The study of gender politics and issues has been central to my education for as long as I can remember. I was a bit of a gender bender, traditionally speaking, in elementary and middle school. I always had very short hair and was a bit boyish, though not in the least bit athletic, and I didn't mind at all the corresponding ostracism that it always seemed to bring me. I was preternaturally self-assured, which I credit to my mother's need to stress the incredible importance of self acceptance from a very early age. In high school and college, all of my papers relating to "issues" usually linked themselves to my abhorrence for homophobia and gender inequity. I read Susan Brownmiller, Margaret Atwood, Susan Sontag, Inga Muscio, on and on, and I was obsessed. Though I was planning to major in English Literature, I knew, on a personal level, that gender politics would always come before my love of Walt Whitman, T.S. Eliot, Kant, Goethe, and the like, so here we are.
I had been aware of my peers trying to push me into constructed gender roles, but I was privileged enough to have progressive parents who did just the opposite, letting me dig around in the dirt wearing overalls practically from the time I could walk. The idea that other people weren't afforded this opportunity, to live outside of culturally constructed gender roles, was extremely bothersome to me, although I didn't really consider the consequences concerning deviation from traditional masculine gender roles until I met my boyfriend. His influence, as he is frankly often more sensitive than I am and has suffered the consequences from his peers not being receptive to this perceived "softness," has led me to view gender-based social constructs as detrimental by both tokens.

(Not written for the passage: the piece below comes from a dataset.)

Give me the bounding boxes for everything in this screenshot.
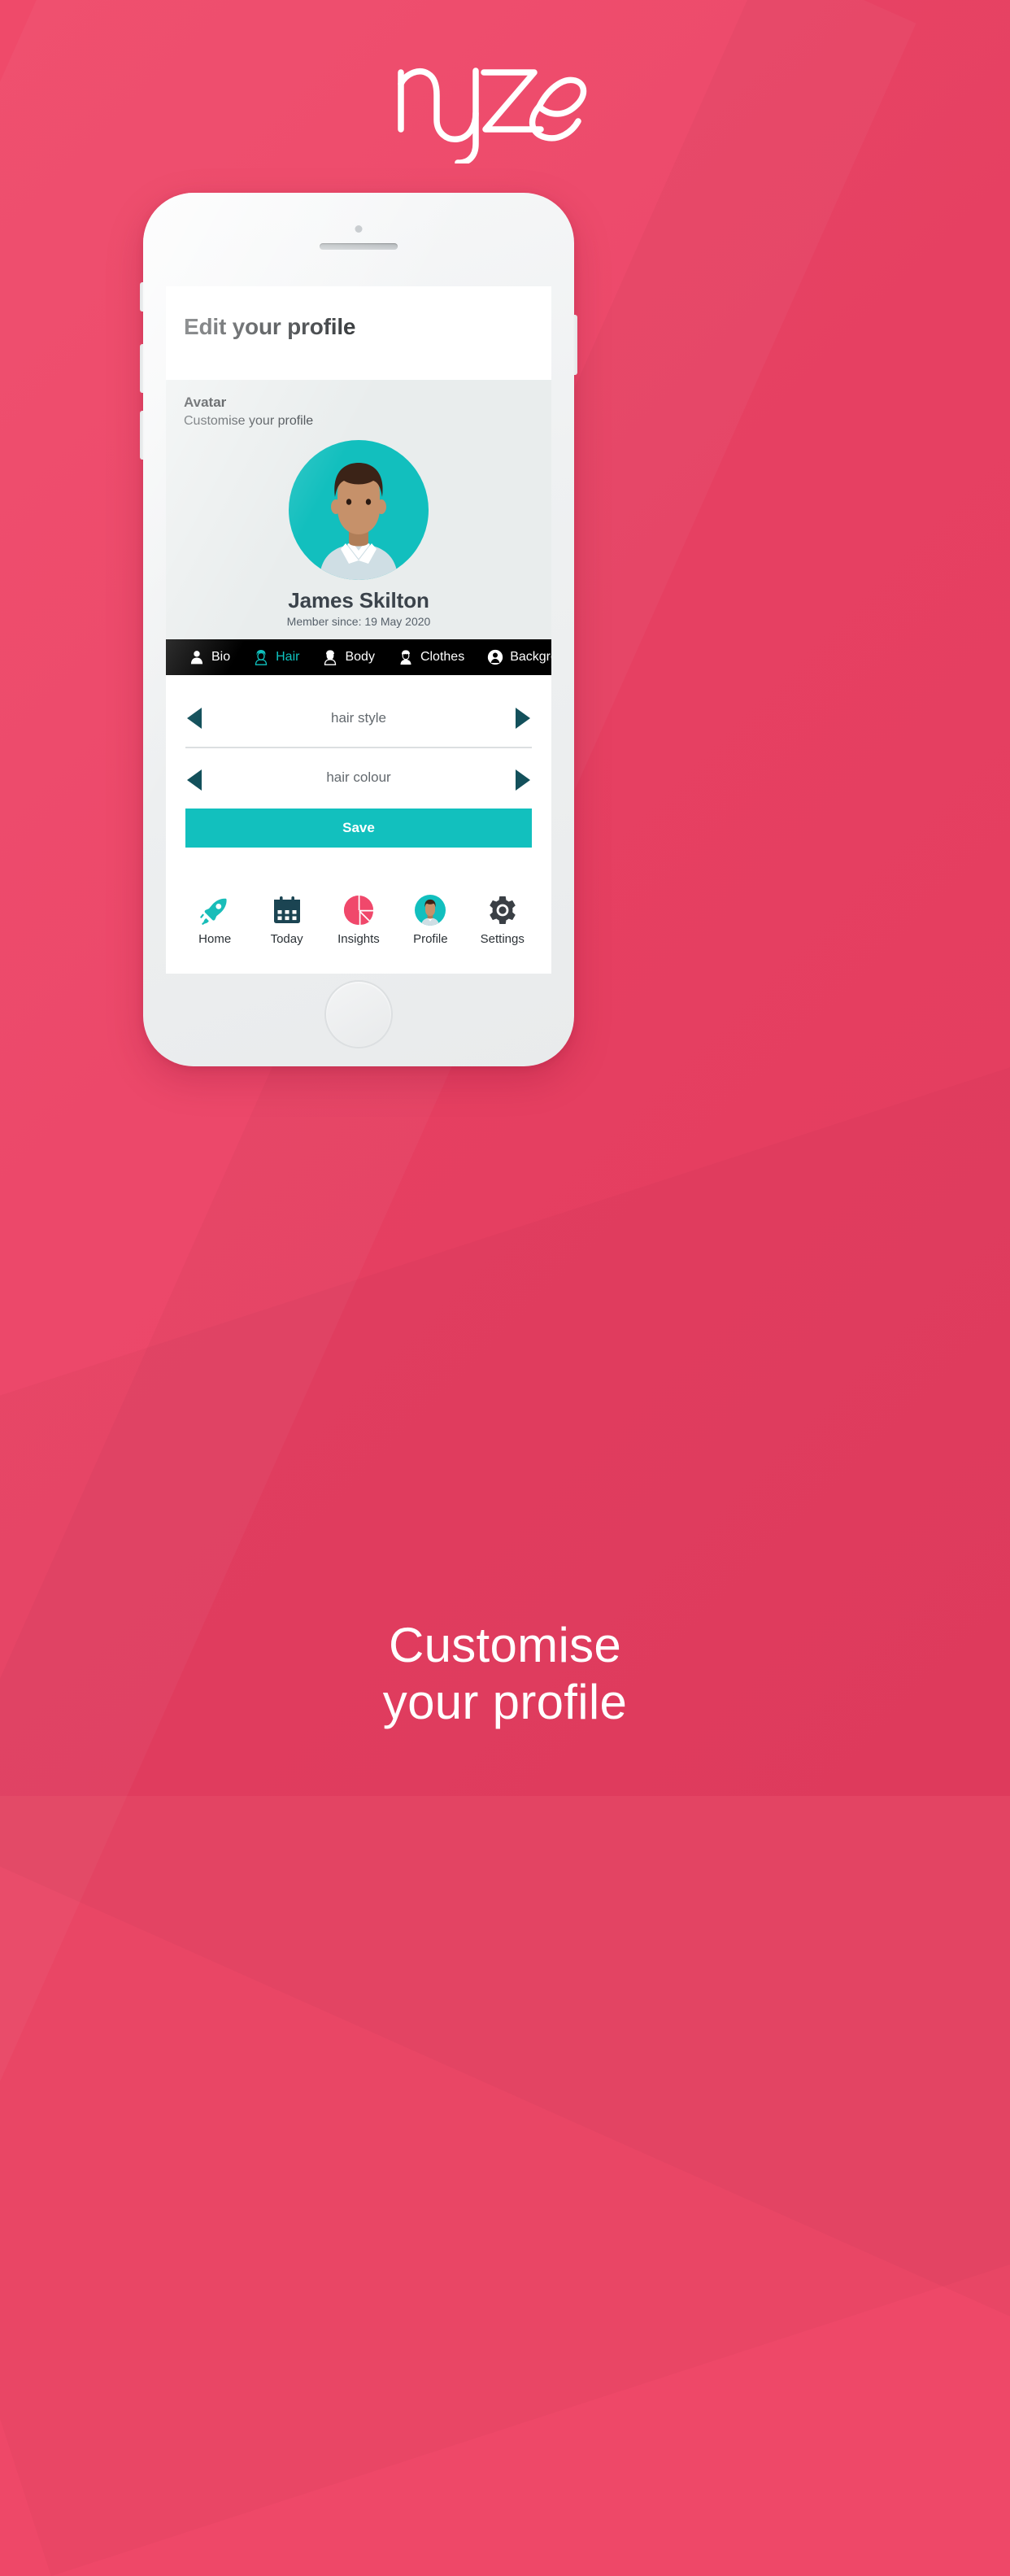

At this point in my life, I view a lot of my choices concerning my gender and sexuality to be progressive on a very personal level. My comfort zone has become much more traditionally feminine (i.e. I will always prefer wearing a dress over pants, and I have become incredibly domestic, to the point where I plan to procure a second bachelor's in Culinary Arts after I finish at UCF), and I feel incredibly privileged to be able to make these choices on my own, rather than being forced into a compulsory domestic situation. I know I owe that to feminism. Additionally, I don't view any of my opinions as defined by or tied to my gender, and I think I can credit that to the advances of the women's movement as well. I am a (cis) woman, but unlike Simone de Beavoir and the women of her age, I believe I am offered the luxury not to be defined by this, although perhaps saying so is youthful idealism.
As for what I want to learn about Women's Studies, I hope to be a sponge in all of my classes (I'm taking Intro, Third Wave Feminisms, Theories of Masculinity, and Professor Tweed's Research in Women and Gender, and I'm sure there will be a lot of overlap). Because I've already read a lot of theory on my own time (currently reading The Feminine Mystique to brush up on my second wave history/theory) and know the history pretty well, I expect to learn more in the service learning component of this class, as I'm a bit lazy and activism is a challenging idea for me, truthfully. I guess time will tell, but I couldn't be more excited.
Here's a bit of my life in pictures. As I mentioned, I cook, so I think it would be apropos to include photo documentation.
Mascarpone-filled cake with sherried berries for my dad's birthday.
Grilled Mahi-Mahi with Thai coconut sauce, jasmine rice, and Thai cucumber salad.
Pavlova with lemon curd and mixed berries.
And since I directly mentioned him, here's a picture of my boyfriend and me. He's my best friend and probably my greatest personal influence, so pardon me if I reference him often, or if I'm unintentionally quite verbose.
Oh, and I have read, understood, and agreed to the terms of the course syllabus and the blogging protocols.